"Breathing" of the air


Hi folks, I would like to ask you the following. With some audiophile set ups I'm able to hear what I call "breathing" of the air, as if the air surrounding voices and instruments is a living entity, as if one is capable of hearing individual air molecules, if you know what I mean. Are you familiar with this phenomenon? Is this quality inherent to some amplifiers or speakers? Can you mention set ups that have these characteristics?

Chris
dazzdax
"..which is so evident in live music and rather difficult to reproduce properly at home, even with the "right" recordings."

Absolutely agree with Detlof on this. This is one of the many key reasons Stereo systems will never sound like the real thing: recordings can't 'thoroughly' record air and systems can't 'thoroughly' reproduce 'air'. But if done right can come awfully close in creating believable illusion.
Steve Hoffman, the well-known recording engineer calls it the "Breath of Life". I might as well let him explain it.
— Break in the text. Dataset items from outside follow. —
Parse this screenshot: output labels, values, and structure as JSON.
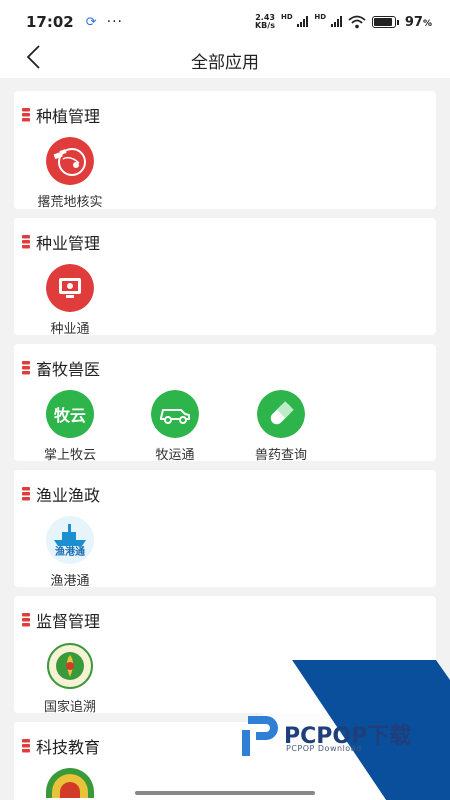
{
  "status_bar": {
    "time": "17:02",
    "more": "···",
    "speed_value": "2.43",
    "speed_unit": "KB/s",
    "hd1": "HD",
    "hd2": "HD",
    "battery": "97",
    "battery_unit": "%"
  },
  "nav": {
    "title": "全部应用"
  },
  "sections": [
    {
      "title": "种植管理",
      "apps": [
        {
          "label": "撂荒地核实",
          "icon": "satellite-map-icon"
        }
      ]
    },
    {
      "title": "种业管理",
      "apps": [
        {
          "label": "种业通",
          "icon": "monitor-icon"
        }
      ]
    },
    {
      "title": "畜牧兽医",
      "apps": [
        {
          "label": "掌上牧云",
          "icon": "muyun-logo-icon",
          "icon_text": "牧云"
        },
        {
          "label": "牧运通",
          "icon": "truck-icon"
        },
        {
          "label": "兽药查询",
          "icon": "capsule-icon"
        }
      ]
    },
    {
      "title": "渔业渔政",
      "apps": [
        {
          "label": "渔港通",
          "icon": "ship-icon",
          "icon_text": "渔港通"
        }
      ]
    },
    {
      "title": "监督管理",
      "apps": [
        {
          "label": "国家追溯",
          "icon": "trace-emblem-icon"
        }
      ]
    },
    {
      "title": "科技教育",
      "apps": []
    }
  ],
  "watermark": {
    "brand": "PCPOP下载",
    "sub": "PCPOP Download"
  },
  "colors": {
    "accent_red": "#e03c3c",
    "green": "#2db54b",
    "watermark_blue": "#0a4f9c"
  }
}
Browse this page of his website. It's fun and you'll learn a lot:
http://www.stevehoffman.tv/dhinterviews/
Agree with Atmasphere about the confusion in the "air".
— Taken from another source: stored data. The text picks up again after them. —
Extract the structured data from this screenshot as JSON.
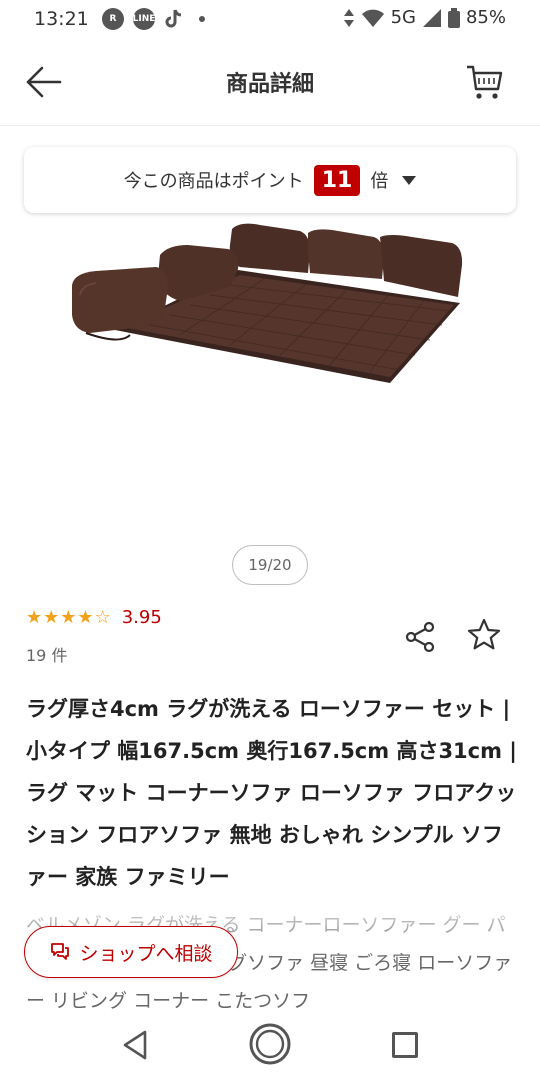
{
  "status_bar": {
    "time": "13:21",
    "network": "5G",
    "battery": "85%",
    "left_icons": [
      "rakuten-link-icon",
      "line-icon",
      "tiktok-icon",
      "dot-icon"
    ],
    "right_icons": [
      "data-arrows-icon",
      "wifi-icon",
      "signal-icon",
      "battery-icon"
    ]
  },
  "header": {
    "title": "商品詳細",
    "back_icon": "arrow-left-icon",
    "cart_icon": "cart-icon"
  },
  "points_banner": {
    "prefix": "今この商品はポイント",
    "multiplier": "11",
    "suffix": "倍"
  },
  "gallery": {
    "counter": "19/20"
  },
  "rating": {
    "value": "3.95",
    "stars_filled": 4,
    "review_count": "19 件"
  },
  "product": {
    "title": "ラグ厚さ4cm ラグが洗える ローソファー セット | 小タイプ 幅167.5cm 奥行167.5cm 高さ31cm | ラグ マット コーナーソファ ローソファ フロアクッション フロアソファ 無地 おしゃれ シンプル  ソファー 家族 ファミリー",
    "description": "ベルメゾン ラグが洗える コーナーローソファー グー パー カーペットソファ ラグソファ 昼寝 ごろ寝 ローソファー リビング コーナー こたつソフ"
  },
  "consult_button": {
    "label": "ショップへ相談"
  },
  "colors": {
    "accent": "#bf0000",
    "star": "#f2a11a",
    "sofa": "#4a2e25"
  }
}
As far as "breathing", in vocals and particularly reed instruments, like sax, my experience leads me towards 2 and 3 inch soft dome mids first and planar ribbon mids second. It's a quality I demand but I'm not saying either is more accurate.
As far as "breathing", in vocals and particularly reed instruments, like sax, my experience leads me towards 2 and 3 inch soft dome mids first

These type drivers are well damped and yet extremely light - so you get very little "ringing" or coloration - they usually exhibit a very clean waterfall.